Promessas de ano-novo nem sempre são lembradas depois de um mês, mas ninguém está proibido de acreditar nas boas intenções do ministro da Fazenda, Guido Mantega, nem de levar a sério o recém-aprovado Orçamento-Geral da União. A política fiscal, disse o ministro, continuará rigorosa em 2014. O uso do verbo "continuar" é obviamente impróprio. A gestão das contas públicas em 2013 foi tão descuidada e irresponsável quanto nos dois anos anteriores. Para tornar menos feio o balanço do exercício o governo terá de recorrer, novamente, a receitas excepcionais e a remendos contábeis.
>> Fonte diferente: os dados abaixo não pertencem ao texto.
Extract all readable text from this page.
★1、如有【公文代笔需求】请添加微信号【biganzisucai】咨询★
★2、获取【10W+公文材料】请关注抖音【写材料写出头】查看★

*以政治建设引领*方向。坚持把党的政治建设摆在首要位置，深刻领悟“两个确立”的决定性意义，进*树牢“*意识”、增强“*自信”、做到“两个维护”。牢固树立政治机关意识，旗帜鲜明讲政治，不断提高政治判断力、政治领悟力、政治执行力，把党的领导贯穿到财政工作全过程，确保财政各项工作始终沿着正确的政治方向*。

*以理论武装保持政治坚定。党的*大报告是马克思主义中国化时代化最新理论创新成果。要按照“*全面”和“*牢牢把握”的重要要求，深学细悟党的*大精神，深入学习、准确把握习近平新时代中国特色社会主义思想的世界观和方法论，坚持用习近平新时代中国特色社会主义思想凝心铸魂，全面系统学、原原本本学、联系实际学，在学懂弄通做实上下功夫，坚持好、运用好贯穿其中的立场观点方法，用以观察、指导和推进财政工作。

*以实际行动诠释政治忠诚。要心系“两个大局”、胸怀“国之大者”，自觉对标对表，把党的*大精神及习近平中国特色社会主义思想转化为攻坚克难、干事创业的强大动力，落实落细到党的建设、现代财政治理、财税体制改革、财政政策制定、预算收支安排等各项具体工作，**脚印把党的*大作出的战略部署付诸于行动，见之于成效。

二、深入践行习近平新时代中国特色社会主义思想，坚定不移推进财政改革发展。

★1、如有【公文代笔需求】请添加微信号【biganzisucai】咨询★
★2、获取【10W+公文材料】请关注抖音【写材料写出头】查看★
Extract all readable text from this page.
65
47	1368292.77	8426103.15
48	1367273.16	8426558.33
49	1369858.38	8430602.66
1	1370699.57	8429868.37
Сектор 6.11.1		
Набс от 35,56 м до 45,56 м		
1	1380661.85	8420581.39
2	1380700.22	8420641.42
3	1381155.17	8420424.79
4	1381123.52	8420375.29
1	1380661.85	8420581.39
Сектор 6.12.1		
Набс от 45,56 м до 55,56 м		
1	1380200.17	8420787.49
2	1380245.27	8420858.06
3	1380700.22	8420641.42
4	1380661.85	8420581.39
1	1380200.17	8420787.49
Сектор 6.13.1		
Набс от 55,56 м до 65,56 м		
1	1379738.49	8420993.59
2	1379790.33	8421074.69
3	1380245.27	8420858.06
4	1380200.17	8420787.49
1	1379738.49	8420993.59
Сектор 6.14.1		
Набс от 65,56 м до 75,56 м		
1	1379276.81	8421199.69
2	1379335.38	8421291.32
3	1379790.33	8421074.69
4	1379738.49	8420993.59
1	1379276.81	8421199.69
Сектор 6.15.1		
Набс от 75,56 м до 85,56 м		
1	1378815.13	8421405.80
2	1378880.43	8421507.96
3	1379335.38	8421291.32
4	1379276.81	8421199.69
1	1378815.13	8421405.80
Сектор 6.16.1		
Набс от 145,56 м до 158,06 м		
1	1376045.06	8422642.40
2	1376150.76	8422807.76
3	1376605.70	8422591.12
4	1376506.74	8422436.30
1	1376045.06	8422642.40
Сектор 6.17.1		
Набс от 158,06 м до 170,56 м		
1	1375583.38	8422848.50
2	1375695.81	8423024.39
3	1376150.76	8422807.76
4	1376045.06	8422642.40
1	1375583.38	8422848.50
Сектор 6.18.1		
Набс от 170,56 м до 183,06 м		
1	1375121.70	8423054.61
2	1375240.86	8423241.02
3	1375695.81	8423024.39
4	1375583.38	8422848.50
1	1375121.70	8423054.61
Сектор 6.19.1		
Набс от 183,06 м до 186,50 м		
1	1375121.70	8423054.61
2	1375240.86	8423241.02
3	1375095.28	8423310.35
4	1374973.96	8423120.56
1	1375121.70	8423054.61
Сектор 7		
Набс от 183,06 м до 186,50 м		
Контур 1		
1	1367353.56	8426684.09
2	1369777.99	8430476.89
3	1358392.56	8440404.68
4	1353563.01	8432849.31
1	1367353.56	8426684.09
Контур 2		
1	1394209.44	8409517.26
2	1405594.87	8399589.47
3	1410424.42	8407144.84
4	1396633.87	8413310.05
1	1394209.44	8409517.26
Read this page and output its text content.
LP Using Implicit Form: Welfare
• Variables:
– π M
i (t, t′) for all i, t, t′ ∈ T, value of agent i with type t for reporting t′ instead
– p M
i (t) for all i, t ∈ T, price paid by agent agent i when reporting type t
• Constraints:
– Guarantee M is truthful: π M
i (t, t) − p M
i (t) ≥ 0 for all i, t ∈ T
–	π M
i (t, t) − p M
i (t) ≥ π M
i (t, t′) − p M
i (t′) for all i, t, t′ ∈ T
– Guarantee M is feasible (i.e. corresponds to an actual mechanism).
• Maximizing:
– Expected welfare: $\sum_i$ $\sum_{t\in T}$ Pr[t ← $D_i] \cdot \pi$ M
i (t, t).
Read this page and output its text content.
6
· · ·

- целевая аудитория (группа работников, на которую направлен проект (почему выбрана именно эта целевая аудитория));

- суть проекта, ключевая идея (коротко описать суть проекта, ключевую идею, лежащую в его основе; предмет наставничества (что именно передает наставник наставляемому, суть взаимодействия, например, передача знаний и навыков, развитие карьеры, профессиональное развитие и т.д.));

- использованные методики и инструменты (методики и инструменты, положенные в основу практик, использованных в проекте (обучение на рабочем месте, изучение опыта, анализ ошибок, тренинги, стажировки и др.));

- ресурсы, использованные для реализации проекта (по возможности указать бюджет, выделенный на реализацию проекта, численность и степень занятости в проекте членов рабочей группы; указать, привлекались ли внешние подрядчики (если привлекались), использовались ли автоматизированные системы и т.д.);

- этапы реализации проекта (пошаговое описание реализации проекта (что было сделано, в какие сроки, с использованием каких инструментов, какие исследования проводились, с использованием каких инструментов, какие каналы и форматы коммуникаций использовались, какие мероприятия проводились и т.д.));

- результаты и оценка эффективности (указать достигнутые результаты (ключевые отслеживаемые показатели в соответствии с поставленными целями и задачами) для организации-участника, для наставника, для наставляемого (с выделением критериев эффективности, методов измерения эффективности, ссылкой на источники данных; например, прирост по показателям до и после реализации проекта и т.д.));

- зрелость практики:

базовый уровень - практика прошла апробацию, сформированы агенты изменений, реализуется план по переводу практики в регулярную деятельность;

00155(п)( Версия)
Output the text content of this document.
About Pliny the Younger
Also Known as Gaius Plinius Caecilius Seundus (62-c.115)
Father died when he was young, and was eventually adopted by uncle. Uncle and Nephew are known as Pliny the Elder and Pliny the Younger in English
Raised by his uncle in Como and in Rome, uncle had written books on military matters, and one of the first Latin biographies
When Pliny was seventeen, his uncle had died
Qualquer seriedade exibida nos próximos 12 meses será algo novo, sem a mínima semelhança com o figurino seguido pela presidente Dilma Rousseff e por sua equipe econômica desde o começo do atual mandato, em 2011. O ministro pode ser sincero, mas a proposta orçamentária aprovada pelo Congresso já vem marcada por maus presságios.
Para conseguir a aprovação antes do recesso do Parlamento, a presidente se curvou a algumas pressões. Prometeu aceitar a regra do orçamento impositivo fixada por emenda constitucional. A intenção de vetar a mudança havia sido anunciada aos congressistas, mas em pouco tempo houve o recuo.
Além disso, o Executivo apoiou o acréscimo de R$ 100 milhões ao valor inicialmente proposto - R$ 264,3 milhões - para o Fundo Partidário. Ela também admitiu soltar mais algum dinheiro, ainda este ano, para emendas de interesse dos parlamentares da Comissão Mista de Orçamento e de líderes.
Mesmo com essas concessões, o balanço fiscal do próximo ano poderá ser razoável, dirão os homens de boa vontade. Mas o mesmo espírito natalino pode inspirar também alguma preocupação com o interesse público, vinculado prosaicamente aos fundamentos da economia. Novas pressões e novas cobranças de favores serão inevitáveis em ano de eleições. Empenhada na busca da reeleição e estreitamente vigiada por seu partido e pelos aliados, conseguirá a presidente seguir um roteiro de seriedade fiscal?
Sua folha corrida de nenhum modo autoriza essa expectativa. Na Casa Civil, sua opinião contribuiu para derrubar a proposta, defendida pelo ministro Antonio Palocci, de um prazo para equilíbrio total das contas públicas. Sua posição foi reforçada pelo futuro ministro da Fazenda, Guido Mantega, então presidente do Banco Nacional de Desenvolvimento Econômico e Social (BNDES). Entre 2011 e 2013, a dupla Rousseff-Mantega foi fidelíssima àquela bandeira de leniência fiscal.
A decisão de adiar por um ano o aumento das contas de luz com base na bandeira tarifária é mais um indício preocupante. Pelo novo sistema, as contas seriam reajustadas quando fosse preciso recorrer à energia - mais cara - das térmicas. Mas a cobrança será iniciada só em 2015, segundo a Agência Nacional de Energia Elétrica (Aneel). Os jornais noticiaram no mesmo dia essa decisão e a aprovação do Orçamento.
Em 2013 o Tesouro gastou R$ 9,8 bilhões com o setor elétrico. As despesas cresceram para cobrir o subsídio aos consumidores - um truque para conter os indicadores de inflação. Mantida essa política, novamente o Tesouro será sangrado para maquiar os preços. Se o subsídio for coberto por um banco federal, o efeito poderá ser disfarçado por algum tempo, mas acabará batendo no Tesouro.
Em ano de eleição, dificilmente o governo da presidente Dilma Rousseff atacará a inflação pelos meios mais recomendáveis e eficientes. A tentação de novamente administrar os indicadores, em vez de cuidar das pressões, continuará presente, atrapalhando o corte de subsídios e desonerações.
Além do mais, crescimento econômico de 4% e inflação de 5,3% são pressupostos do Orçamento. A meta de crescimento foi classificada como incerta pelo próprio ministro, por causa da insegurança internacional. Que truques sairão da caixa de mágicas, se a expansão econômica for insuficiente e, ao mesmo tempo, a inflação ganhar impulso?
Finalmente: a meta de superávit primário - dinheiro para pagar juros - só será fixada em janeiro ou fevereiro, disse o ministro, dando mais um argumento para os desconfiados.